Building Resilient Portfolios in the AI Era
Key Takeaways
- AI’s strength has bolstered public markets. Public markets defied economic pressures through 2025, with AI-driven growth acting as the primary support.
- Concentration risk is real. Seven stocks continue to dominate global equity capitalization, and all are deeply embedded in AI.
- Private markets offer balance. Diversified private market strategies offer broad AI exposure and a hedge against volatility.
As 2026 unfolds, artificial intelligence (AI) continues to shape the investment landscape in both public and private markets.
For investors, the challenge is clear: Build portfolios that can thrive whether AI delivers on its promise or falls short. The key is understanding where AI exposure is most concentrated and where diversification opportunities lie. Here’s what you need to know.
1. AI’s Strength Has Bolstered Public Markets
Recent macro conditions have been challenging, but they haven’t derailed equity markets. Instead, major indices delivered double-digit gains in 2025, supported in large part by AI-related strength. Key macro headwinds include:
- US inflation: Still above the Fed’s 2% target — expected to be persistent, but not extreme.
- Interest rates: Short-term rates may ease globally, while long-term yields remain “higher for longer” amid fiscal uncertainty.
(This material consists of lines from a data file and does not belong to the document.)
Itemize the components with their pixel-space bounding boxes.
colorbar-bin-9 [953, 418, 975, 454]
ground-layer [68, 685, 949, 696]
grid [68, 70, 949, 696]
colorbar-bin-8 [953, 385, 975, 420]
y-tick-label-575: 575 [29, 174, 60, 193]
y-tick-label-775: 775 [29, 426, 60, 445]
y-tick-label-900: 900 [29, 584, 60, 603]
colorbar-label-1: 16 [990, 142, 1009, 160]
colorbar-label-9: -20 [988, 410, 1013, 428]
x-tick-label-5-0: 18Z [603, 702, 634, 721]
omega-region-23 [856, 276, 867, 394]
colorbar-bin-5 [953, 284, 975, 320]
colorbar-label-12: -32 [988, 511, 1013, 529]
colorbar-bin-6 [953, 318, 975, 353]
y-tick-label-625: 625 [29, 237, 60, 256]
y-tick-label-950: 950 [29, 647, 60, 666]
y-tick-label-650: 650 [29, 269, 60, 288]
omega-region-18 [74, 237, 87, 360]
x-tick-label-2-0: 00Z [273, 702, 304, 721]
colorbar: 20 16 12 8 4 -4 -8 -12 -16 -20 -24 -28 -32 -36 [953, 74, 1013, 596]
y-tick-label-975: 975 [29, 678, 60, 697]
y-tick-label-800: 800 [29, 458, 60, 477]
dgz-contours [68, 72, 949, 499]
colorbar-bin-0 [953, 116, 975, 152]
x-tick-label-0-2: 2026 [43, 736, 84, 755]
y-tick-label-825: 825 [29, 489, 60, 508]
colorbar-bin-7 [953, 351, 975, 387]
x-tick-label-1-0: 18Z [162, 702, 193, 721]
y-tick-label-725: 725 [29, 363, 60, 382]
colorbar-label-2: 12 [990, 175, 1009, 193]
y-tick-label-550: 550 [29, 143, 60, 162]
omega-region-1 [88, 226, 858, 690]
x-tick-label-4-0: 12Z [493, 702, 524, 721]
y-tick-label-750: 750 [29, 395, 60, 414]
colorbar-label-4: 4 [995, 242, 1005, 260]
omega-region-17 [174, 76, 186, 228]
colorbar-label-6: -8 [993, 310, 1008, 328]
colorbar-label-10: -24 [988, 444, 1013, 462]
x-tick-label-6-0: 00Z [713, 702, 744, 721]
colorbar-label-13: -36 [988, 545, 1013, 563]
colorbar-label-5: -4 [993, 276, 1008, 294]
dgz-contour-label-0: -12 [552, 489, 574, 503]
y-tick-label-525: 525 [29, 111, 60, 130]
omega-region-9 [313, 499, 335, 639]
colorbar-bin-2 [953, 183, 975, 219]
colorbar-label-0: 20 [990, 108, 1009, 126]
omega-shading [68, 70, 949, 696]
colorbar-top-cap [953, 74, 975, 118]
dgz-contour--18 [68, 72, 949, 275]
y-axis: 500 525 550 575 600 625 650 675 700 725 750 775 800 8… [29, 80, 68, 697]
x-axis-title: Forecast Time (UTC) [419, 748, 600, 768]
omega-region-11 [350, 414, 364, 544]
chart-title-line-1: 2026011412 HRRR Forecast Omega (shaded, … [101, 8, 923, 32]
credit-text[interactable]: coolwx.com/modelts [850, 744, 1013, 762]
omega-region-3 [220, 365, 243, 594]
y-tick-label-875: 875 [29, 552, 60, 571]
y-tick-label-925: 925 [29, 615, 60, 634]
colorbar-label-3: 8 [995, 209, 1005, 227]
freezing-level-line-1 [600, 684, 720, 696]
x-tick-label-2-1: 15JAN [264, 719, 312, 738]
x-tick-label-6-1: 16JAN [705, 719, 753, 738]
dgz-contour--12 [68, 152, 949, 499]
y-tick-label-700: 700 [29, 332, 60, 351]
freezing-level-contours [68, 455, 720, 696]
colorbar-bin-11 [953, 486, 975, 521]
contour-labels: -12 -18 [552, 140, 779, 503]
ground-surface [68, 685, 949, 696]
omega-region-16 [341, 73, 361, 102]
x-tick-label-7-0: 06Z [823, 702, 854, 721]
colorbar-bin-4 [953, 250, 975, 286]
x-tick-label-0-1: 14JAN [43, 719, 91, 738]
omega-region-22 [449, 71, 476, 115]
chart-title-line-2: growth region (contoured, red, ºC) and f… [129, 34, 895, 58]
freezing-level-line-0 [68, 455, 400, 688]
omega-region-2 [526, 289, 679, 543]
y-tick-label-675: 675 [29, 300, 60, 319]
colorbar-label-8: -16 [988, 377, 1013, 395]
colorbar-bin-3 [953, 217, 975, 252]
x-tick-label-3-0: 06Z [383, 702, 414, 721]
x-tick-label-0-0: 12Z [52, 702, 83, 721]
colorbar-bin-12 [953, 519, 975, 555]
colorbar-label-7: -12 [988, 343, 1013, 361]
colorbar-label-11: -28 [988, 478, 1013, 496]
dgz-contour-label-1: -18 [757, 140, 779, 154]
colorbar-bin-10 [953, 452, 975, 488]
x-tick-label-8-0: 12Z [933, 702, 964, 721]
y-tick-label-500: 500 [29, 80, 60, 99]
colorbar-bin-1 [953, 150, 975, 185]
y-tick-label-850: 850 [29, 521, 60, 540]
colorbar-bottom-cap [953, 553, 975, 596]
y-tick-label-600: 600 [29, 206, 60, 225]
- Gold and currencies: Rising gold prices and strength in safe-haven currencies like the Swiss franc signal growing flight-to-safety and currency risk concerns.
Despite these pressures, equities have remained resilient. The dominant driver through most of 2025 was clearly AI. However, more recently, performance has improved across sectors outside of AI and the U.S., as optimism has spread.
2. A Few Stocks Are Driving Gains
AI is powering public market outperformance, but that strength remains highly concentrated. Despite broader market gains in late 2025, a handful of AI‑driven mega-caps still accounted for a disproportionate share of index earnings and market sentiment. Together, the “Magnificent Seven” (Nvidia, Microsoft, Alphabet, Meta, Amazon, Apple, Tesla) represent about 35% of the market capitalization of the top 100 global companies. This concentration creates two key risks:
- Diversification risk. Even broad benchmarks like the S&P 500 or MSCI World are dominated by these names. A stumble by any of these stocks could significantly impact indexes. As a result, owning the market no longer guarantees diversification.
- Valuation sensitivity. Elevated valuations among AI leaders have increased vulnerability to earnings disappointments or shifts in sentiment.
The big question: Are we in an AI bubble?
- The case for “yes”: Valuations are elevated, and volatility remains a clear risk.
- The case for “no”: Leading AI players are already generating substantial revenue and monetizing faster than previous tech cycles.
As always, diversification is the best defense against bubble risk. With AI exposure concentrated in public equities, private markets are essential for achieving balance and resilience.
3. Private Markets Offer Access and Diversification
Private markets open doors to strategies and sectors that public markets can’t match, offering broader opportunity sets and different risk profiles. But they’re not immune to AI. Understanding AI exposure across strategies is essential for smart allocation. Here’s a simple guide:
Lower AI Exposure: Private Equity Buyout
- Unlike public markets, private equity typically uses AI to enhance efficiency and growth rather than as a core business model. This creates a fundamentally different risk/return profile compared to direct AI investments.
Medium AI Exposure: Infrastructure and Credit
- Private infrastructure and credit investments provide direct AI exposure such as power generators, data centers and network/fiber backbones.
High AI Exposure: Venture
- Venture offers the most direct AI exposure, but across a broader opportunity set than public markets. As the chart below shows, AI now accounts for more than 70% of VC deal value, opening the door to hard-to-access companies from seed to late stage.
AI Represents 71% of Venture Capital
AI and machine learning as a share of VC deal activity
Conclusion
Public equities are riding the AI wave, but concentration risk and valuation sensitivity are creating risks that touch all index investors.
Private markets provide access to broader AI opportunities while offering a hedge against potential corrections. Diversifying across private market strategies can help build portfolio resilience — whether AI fulfills its promise or not.